Auditoria
identifica médicos em "situação de conflito de interesses"
O
Tribunal de Contas identificou médicos que encaminhavam crianças da
Maternidade Alfredo da Costa para serem operadas no Hospital da Cruz
Vermelha, onde também trabalhavam, o que representa uma "situação
de conflito de interesses".
O
caso é relatado numa auditoria de seguimento das recomendações do
Tribunal de Contas à execução do acordo de cooperação entre a
Administração Regional de Saúde de Lisboa e Vale do Tejo e a
sociedade que explora o Hospital da Cruz Vermelha Portuguesa (HCV).
O
Tribunal recorda que os utentes da Maternidade Alfredo da Costa (MAC)
que necessitavam eram previamente observados, na MAC, por
"especialistas de cardiologia pediátrica, em regime de
prestação de serviços".
"Estes
especialistas averiguavam a necessidade de correção cirúrgica ou
de internamento específico num serviço de cardiologia pediátrica",
inexistente na MAC.
Estes
contratos de prestação de serviços, "ao abrigo dos quais
aqueles especialistas exerciam funções na MAC, foram celebrados
entre esta e a MPM - Consultadoria e Gestão" e "o seu
período de vigência decorreu entre maio de 2009 e dezembro de
2011".
"O
representante legal da MPM - Consultadoria e Gestão, que assinou o
contrato de prestação de serviços é acionista, presidente da
Comissão Executiva e diretor clínico da CVP -Sociedade de Gestão
Hospitalar [que gere o HCV], além de integrar o corpo clínico desta
sociedade", lê-se no documento.
Segundo
o Tribunal, "também especialistas de cardiologia pediátrica
que asseguraram a prestação de serviços da MPM integram o corpo
clínico da CVP, tendo intervindo, na MAC, em procedimentos de
referenciação em que estão em causa interesses da sociedade de
gestão".
"Trata-se
de uma situação de conflito de interesses que, além de ser
suscetível de comprometer a isenção e o rigor do processo de
referenciação dos utentes, viola o estabelecido nos acordos de
cooperação relativamente aos recursos humanos da CVP - Sociedade de
Gestão Hospitalar que impedem o exercício simultâneo de atividades
em estabelecimentos do SNS".
O
Tribunal verificou ainda que, entre 2009 e 2011, "continuaram a
existir referenciações de utentes pelo Hospital Prof.
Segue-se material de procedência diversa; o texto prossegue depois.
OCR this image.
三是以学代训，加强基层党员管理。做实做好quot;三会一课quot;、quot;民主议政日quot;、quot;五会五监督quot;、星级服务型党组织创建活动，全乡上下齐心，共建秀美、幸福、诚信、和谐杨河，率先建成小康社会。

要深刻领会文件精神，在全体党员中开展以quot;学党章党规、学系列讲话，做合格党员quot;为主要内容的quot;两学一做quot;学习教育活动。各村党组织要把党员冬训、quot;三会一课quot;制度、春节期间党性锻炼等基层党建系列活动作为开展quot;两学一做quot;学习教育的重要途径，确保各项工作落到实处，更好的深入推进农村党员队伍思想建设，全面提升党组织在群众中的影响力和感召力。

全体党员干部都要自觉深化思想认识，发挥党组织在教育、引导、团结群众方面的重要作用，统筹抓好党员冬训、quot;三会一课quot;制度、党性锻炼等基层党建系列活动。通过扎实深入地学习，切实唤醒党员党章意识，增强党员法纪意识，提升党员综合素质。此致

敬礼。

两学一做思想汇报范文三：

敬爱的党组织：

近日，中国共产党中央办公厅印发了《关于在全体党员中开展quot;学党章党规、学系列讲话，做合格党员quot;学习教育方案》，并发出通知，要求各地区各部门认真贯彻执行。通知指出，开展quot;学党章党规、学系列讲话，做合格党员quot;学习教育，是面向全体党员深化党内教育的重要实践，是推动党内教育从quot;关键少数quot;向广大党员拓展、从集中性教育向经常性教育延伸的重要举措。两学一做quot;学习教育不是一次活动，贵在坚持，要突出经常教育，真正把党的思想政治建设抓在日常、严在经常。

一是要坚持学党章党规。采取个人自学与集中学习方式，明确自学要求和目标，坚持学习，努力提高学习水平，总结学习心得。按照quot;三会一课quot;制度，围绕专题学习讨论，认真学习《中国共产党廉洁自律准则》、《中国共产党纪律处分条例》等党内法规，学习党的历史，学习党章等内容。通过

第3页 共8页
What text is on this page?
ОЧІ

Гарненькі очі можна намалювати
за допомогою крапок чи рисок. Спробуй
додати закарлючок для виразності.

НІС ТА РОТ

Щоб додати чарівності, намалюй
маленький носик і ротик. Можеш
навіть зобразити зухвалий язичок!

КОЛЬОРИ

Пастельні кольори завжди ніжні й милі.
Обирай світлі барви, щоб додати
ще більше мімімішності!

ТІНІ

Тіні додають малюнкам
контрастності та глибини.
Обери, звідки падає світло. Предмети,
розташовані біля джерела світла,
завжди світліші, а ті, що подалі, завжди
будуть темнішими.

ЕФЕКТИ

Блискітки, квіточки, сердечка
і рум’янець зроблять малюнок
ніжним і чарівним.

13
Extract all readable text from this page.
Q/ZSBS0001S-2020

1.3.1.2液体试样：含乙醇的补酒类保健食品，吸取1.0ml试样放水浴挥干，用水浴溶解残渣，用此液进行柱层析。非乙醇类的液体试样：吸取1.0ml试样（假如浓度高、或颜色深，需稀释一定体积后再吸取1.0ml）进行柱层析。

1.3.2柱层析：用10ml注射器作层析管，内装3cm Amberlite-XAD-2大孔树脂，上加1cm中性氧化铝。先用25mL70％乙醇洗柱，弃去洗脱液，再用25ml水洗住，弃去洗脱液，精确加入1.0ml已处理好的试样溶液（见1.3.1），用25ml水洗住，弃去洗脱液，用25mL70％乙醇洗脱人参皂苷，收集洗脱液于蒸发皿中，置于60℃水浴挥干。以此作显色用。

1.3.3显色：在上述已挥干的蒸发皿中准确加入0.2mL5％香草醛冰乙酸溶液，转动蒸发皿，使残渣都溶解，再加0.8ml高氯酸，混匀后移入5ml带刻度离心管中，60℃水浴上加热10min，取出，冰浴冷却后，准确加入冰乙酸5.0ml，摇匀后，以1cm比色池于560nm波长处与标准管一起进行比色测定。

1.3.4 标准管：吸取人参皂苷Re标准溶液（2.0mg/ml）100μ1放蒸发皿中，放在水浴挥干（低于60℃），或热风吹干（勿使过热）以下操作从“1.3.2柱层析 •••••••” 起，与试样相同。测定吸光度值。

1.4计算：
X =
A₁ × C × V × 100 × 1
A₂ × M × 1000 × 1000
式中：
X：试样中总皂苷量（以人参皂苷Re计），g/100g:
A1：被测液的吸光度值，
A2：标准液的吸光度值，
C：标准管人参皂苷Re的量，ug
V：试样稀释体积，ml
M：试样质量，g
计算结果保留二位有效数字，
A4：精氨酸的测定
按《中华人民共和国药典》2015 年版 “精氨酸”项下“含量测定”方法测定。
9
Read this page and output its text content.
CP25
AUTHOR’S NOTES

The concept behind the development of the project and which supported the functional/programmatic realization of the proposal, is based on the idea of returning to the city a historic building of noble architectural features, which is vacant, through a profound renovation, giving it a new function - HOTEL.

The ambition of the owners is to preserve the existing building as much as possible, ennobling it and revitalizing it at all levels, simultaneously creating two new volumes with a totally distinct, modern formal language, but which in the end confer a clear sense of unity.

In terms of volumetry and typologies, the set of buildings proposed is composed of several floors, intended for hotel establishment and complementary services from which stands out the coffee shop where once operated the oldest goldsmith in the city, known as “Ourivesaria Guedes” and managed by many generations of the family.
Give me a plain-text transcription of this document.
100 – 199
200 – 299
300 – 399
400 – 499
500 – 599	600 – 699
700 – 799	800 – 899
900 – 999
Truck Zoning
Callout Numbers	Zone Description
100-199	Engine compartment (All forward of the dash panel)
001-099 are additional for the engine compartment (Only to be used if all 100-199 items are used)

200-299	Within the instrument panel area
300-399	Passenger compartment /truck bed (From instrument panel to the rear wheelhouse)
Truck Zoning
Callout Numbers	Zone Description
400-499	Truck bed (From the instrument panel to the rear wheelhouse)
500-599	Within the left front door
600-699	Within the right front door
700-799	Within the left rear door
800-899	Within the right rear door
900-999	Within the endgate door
Doutor
Fernando Fonseca (Amadora-Sintra), no âmbito dos acordos de
cooperação, com a participação de outro médico especialista, em
regime de prestação de serviços, que exerce atividade simultânea"
no Hospital da Cruz Vermelha.
Nesses
anos, prossegue o Tribunal confirmou-se "a presença de outros
dois prestadores de serviços no Hospital Prof. Doutor Fernando
Fonseca na mesma situação de exercício simultâneo de atividade
neste hospital e no Hospital" da Cruz Vermelha, em "violação
dos acordos de cooperação, embora não tenham sido identificados
como intervenientes nos processos de referenciação".
Hospitais
públicos (MAC, Amadora-Sintra) e um privado com participação do
Estado (CVM) e uma empresa privada de contratação de consultoria e
gestão (MPM) cujo representante legal é acionista, presidente da
Comissão Executiva e diretor clínico da CVP -Sociedade de Gestão
Hospitalar [que gere o HCV], além de integrar o corpo clínico desta
sociedade & médicos público/privados.
Uma
autêntica mixórdia de interesses. Dito de outra forma, a
promiscuidade público/privado ao seu melhor nível!